Ajouterai-je qu’au surplus, pour un écrivain dont on regrette à bon droit l’œuvre perdue, — cette traduction de Lucrèce, par exemple, que l’on prétend que Molière aurait faite, et qui peut-être n’était pas très bonne, — il y en a vingt, et je dis des plus grands, que l’on souhaiterait de pouvoir respectueusement. réduira au quart, au tiers, à la moitié d’eux-mêmes? Est-ce que vraiment une tragédie telle que Tite et Bérénice, est-ce qu’une tragi-comédie telle que Don Garde de Navarre, est-ce qu’une comédie telle que le Florentin importent à la gloire de Corneille, de Molière, de La Fontaine? ou au plaisir de leurs lecteurs? ou à l’histoire de la littérature française? Mais je les tiendrais quittes encore, celui-ci de la Captivité de Saint-Male, et du Poème sur le quinquina; celui-là de Mélicerte et d’e la Princesse d’Élide ; le premier enfin de Clitandre et de Pertharite; et, le faisant, je croirais m’être montré tout aussi jaloux de leur gloire que pas un, de ceux qui ne font peut-être profession de les admirer même dans leurs défaillances que pour se dispenser de les lire? Jusque dans les ouvrages les plus courts de notre littérature, jusque dans ceux qui ne rempliraient pas un demi-volume de nos jours, jusque dans les Maximes de La Rochefoucauld, on réussirait encore à découvrir quelques lignes qu’il eût aussi bien fait d’en retrancher, comme quand, par exemple, sous des formes à peine différentes, il y répète quatre, cinq et six fois la même chose. Malheureusement, s’ils comptent parmi nous quelques admirateurs sincères, ces grands hommes y comptent encore bien plus d’adorateurs superstitieux, qui, d’autant qu’ils les comprennent moins, s’évertuent à faire croire qu’ils les sentiraient davantage. Ainsi se font les apothéoses : ce n’y sont pas les taches qui disparaissent dans le rayonnement de la gloire, mais bien les verrues elles-mêmes qui s’y transforment en signes de beauté.

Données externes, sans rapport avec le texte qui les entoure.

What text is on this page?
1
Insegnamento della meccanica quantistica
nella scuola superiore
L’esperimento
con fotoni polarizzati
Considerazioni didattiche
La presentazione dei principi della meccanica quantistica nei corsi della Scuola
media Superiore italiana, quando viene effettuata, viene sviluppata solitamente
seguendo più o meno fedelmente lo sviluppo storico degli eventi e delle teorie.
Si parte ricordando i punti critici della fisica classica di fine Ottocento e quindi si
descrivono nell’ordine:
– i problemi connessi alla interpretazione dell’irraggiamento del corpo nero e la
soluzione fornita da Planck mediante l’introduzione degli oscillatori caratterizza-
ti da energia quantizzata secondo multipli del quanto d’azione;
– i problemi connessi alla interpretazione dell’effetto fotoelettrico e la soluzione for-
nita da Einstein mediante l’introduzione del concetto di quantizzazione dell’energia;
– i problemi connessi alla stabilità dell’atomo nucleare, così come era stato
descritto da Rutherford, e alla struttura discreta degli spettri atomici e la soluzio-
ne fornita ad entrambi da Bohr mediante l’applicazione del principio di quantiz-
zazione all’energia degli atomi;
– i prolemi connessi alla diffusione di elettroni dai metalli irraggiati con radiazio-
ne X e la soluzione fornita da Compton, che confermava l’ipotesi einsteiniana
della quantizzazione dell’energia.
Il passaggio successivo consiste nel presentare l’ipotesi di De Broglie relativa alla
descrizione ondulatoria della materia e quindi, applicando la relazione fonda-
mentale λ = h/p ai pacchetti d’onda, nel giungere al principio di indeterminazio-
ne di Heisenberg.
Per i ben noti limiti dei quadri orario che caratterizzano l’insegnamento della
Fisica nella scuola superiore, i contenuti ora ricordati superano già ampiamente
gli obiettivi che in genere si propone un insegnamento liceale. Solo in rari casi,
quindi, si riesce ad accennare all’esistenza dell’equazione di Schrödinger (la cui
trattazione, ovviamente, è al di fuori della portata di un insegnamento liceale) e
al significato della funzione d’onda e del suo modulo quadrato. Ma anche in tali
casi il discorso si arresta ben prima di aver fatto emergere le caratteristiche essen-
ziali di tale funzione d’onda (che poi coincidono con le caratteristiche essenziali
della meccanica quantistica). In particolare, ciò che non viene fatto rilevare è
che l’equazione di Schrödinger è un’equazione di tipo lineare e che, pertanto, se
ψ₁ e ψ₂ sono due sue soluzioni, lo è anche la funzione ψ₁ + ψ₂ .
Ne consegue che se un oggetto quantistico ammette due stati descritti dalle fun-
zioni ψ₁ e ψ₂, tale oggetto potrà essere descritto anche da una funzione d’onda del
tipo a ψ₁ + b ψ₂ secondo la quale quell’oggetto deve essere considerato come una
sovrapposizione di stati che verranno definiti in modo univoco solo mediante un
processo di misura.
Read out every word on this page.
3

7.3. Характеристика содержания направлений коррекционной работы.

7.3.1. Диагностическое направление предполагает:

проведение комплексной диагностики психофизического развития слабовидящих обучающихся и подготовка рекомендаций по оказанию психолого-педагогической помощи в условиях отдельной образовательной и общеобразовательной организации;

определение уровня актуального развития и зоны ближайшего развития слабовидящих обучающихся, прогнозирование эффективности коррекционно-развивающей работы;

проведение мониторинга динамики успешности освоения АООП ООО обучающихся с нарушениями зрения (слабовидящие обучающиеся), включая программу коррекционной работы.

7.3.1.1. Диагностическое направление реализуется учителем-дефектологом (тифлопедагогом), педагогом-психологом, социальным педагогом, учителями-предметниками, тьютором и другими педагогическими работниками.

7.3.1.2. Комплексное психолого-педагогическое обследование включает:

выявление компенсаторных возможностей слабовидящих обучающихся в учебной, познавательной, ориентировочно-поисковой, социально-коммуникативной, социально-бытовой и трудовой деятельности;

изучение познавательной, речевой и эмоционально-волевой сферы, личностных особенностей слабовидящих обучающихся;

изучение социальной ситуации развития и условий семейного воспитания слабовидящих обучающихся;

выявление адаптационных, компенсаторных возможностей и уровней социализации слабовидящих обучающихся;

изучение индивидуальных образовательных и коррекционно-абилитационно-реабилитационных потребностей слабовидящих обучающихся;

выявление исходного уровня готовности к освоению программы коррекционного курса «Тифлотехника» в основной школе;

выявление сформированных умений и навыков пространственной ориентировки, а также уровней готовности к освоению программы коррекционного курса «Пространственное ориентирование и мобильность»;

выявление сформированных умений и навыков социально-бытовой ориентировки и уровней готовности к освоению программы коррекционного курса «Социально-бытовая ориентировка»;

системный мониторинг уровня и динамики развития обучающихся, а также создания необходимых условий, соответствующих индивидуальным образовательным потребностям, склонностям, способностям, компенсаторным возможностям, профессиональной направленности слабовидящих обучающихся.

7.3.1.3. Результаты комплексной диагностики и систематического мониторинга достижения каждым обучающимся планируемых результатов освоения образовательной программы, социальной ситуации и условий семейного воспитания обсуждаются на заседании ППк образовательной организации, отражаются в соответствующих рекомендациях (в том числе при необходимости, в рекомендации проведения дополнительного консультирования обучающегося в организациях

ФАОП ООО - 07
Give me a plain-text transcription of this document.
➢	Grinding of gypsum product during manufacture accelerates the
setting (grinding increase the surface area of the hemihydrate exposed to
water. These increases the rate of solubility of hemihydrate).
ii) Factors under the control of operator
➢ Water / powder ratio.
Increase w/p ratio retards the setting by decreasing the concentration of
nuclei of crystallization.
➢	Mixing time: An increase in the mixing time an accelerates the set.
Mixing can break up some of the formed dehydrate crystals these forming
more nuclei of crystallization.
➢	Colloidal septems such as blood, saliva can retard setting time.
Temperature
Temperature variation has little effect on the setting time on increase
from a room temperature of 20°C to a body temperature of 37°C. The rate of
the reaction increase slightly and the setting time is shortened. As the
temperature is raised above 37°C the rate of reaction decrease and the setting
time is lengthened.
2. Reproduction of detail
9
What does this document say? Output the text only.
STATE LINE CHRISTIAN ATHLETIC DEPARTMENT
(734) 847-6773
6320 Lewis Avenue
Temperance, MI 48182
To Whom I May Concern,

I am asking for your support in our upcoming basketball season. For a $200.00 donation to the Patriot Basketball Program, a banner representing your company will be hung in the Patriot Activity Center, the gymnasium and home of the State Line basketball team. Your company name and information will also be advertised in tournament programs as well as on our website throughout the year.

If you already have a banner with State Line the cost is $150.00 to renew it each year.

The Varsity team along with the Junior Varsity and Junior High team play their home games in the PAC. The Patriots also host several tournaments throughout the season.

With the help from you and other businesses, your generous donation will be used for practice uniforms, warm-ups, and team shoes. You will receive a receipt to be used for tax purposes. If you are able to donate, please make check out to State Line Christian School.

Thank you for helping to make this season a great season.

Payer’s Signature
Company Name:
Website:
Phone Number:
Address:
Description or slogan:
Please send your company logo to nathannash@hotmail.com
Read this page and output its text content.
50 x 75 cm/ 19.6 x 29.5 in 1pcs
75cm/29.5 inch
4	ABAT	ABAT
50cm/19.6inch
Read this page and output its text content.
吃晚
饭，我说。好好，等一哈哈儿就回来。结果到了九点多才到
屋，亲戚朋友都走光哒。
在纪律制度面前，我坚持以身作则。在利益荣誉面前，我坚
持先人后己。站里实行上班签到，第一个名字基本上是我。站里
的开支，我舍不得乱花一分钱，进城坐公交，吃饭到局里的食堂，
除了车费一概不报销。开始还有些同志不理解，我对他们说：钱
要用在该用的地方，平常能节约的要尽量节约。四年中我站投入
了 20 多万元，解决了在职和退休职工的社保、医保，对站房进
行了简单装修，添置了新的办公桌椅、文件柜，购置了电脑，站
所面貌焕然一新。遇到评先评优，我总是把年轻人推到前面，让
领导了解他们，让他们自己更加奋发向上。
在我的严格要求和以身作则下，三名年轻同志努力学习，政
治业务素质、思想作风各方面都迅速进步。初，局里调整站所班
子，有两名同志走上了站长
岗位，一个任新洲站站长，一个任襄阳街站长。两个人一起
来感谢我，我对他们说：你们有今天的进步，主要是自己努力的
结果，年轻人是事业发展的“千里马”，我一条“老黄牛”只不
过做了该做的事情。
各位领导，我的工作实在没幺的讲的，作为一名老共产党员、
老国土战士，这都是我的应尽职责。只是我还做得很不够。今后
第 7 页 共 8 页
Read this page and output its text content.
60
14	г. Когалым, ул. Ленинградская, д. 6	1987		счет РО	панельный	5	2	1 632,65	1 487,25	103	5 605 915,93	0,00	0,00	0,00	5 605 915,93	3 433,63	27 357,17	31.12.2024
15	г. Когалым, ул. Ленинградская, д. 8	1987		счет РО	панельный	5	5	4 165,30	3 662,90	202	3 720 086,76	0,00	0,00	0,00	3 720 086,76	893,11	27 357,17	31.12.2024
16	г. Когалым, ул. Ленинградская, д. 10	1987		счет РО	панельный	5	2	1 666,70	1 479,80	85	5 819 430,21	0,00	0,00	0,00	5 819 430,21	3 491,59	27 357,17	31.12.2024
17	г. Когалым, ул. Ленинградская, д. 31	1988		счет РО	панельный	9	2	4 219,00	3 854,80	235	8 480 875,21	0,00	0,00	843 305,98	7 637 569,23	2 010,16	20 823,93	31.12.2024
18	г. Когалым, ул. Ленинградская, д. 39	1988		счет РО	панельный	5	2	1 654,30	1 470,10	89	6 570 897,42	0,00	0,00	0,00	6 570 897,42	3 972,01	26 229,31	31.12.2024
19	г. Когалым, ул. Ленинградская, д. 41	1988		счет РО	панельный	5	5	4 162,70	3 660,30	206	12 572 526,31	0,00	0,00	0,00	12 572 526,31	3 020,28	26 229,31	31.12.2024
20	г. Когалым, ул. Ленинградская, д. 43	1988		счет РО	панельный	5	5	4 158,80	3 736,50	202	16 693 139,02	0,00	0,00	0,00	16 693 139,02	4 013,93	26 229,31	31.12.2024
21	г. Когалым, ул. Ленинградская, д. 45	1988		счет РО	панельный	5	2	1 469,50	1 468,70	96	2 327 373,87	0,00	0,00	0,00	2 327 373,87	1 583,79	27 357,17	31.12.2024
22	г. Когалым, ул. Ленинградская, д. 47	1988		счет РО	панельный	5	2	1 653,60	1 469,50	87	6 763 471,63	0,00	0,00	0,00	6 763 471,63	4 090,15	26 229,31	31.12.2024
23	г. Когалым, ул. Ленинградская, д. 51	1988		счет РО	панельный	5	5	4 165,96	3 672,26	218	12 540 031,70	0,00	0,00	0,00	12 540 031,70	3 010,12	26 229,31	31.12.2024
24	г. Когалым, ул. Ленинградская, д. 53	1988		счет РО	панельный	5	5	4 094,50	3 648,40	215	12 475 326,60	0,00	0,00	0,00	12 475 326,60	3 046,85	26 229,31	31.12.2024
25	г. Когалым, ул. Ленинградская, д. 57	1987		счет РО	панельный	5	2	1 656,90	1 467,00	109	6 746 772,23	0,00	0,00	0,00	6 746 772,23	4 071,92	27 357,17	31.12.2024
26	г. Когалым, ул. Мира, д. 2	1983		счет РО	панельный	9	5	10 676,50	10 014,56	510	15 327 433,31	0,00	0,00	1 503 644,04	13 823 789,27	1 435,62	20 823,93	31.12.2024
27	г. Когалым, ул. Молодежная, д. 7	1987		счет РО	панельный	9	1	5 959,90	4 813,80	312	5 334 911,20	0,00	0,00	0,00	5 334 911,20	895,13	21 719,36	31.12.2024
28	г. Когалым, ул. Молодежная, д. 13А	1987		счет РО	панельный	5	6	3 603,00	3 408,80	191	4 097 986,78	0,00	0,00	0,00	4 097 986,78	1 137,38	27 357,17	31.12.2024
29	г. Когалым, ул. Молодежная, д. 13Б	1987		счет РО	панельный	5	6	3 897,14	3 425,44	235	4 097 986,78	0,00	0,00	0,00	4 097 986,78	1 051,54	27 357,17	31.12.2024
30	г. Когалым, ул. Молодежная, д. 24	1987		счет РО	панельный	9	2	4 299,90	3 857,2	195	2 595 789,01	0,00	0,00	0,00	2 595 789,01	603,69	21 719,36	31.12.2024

Cependant, des verrues sont des verrues, et des notes sont des notes, c’est-à-dire, fussent-elles signées de Bossuet ou de Voltaire, de Montesquieu ou de Rousseau, des indications, des ébauches, les «membres épars » de l’orateur ou de l’écrivain, des commencemens de pensée ou d’expression; mais rien de complet, rien d’achevé, rien de définitif, puisqu’enfin l’écrivain n’a pas cru devoir les donner au public; et quelque chose même souvent qu’il avait condamné, puisque c’est sous une autre forme, dans ses Œuvres connues, qu’il a voulu nous le livrer. N’y aurait-il pas peut-être plus d’indiscrétion que de respect à lui soustraire ainsi ce qu’il prétendait nous cacher? et, comme certains dévots avec leur Dieu, sous prétexte de l’honorer, ne serait-ce pas en user avec lui d’une familiarité choquante? Il ne faut pas douter que Pascal eût été plus satisfait de l’ancienne édition des Pensées, — de l’édition de Nicole et de M. de Roannez, — que de la meilleure de celles qui l’ont depuis remplacée. Car, assurément moins conforme au texte même du fameux manuscrit, elle l’était bien plus à la vraie pensée de Pascal; moins complète, elle était cependant bien plus sincère; et, moins critique enfin, elle allait certainement bien plus droit au but que Pascal s’était proposé. Aussi, trois hommes en ce siècle ont admirablement parlé de Pascal : Alexandre Vinet, Sainte-Beuve, et, plus près de nous, M. Ernest Havet; on pourrait presque dire qu’ils se sont tous les trois médiocrement souciés des corrections apportées par M. Faugère, en 1844, à l’ancien texte. Mais deux hommes, à ma connaissance, en ont moins bien parlé : Victor Cousin, jadis, et plus récemment le dernier éditeur des Pensées, M. Auguste Molinier; ce sont eux cependant, Victor Cousin d’après M. Faugère, et M. Molinier, grâce à une longue et laborieuse étude, qui ont le mieux connu le texte de Pascal.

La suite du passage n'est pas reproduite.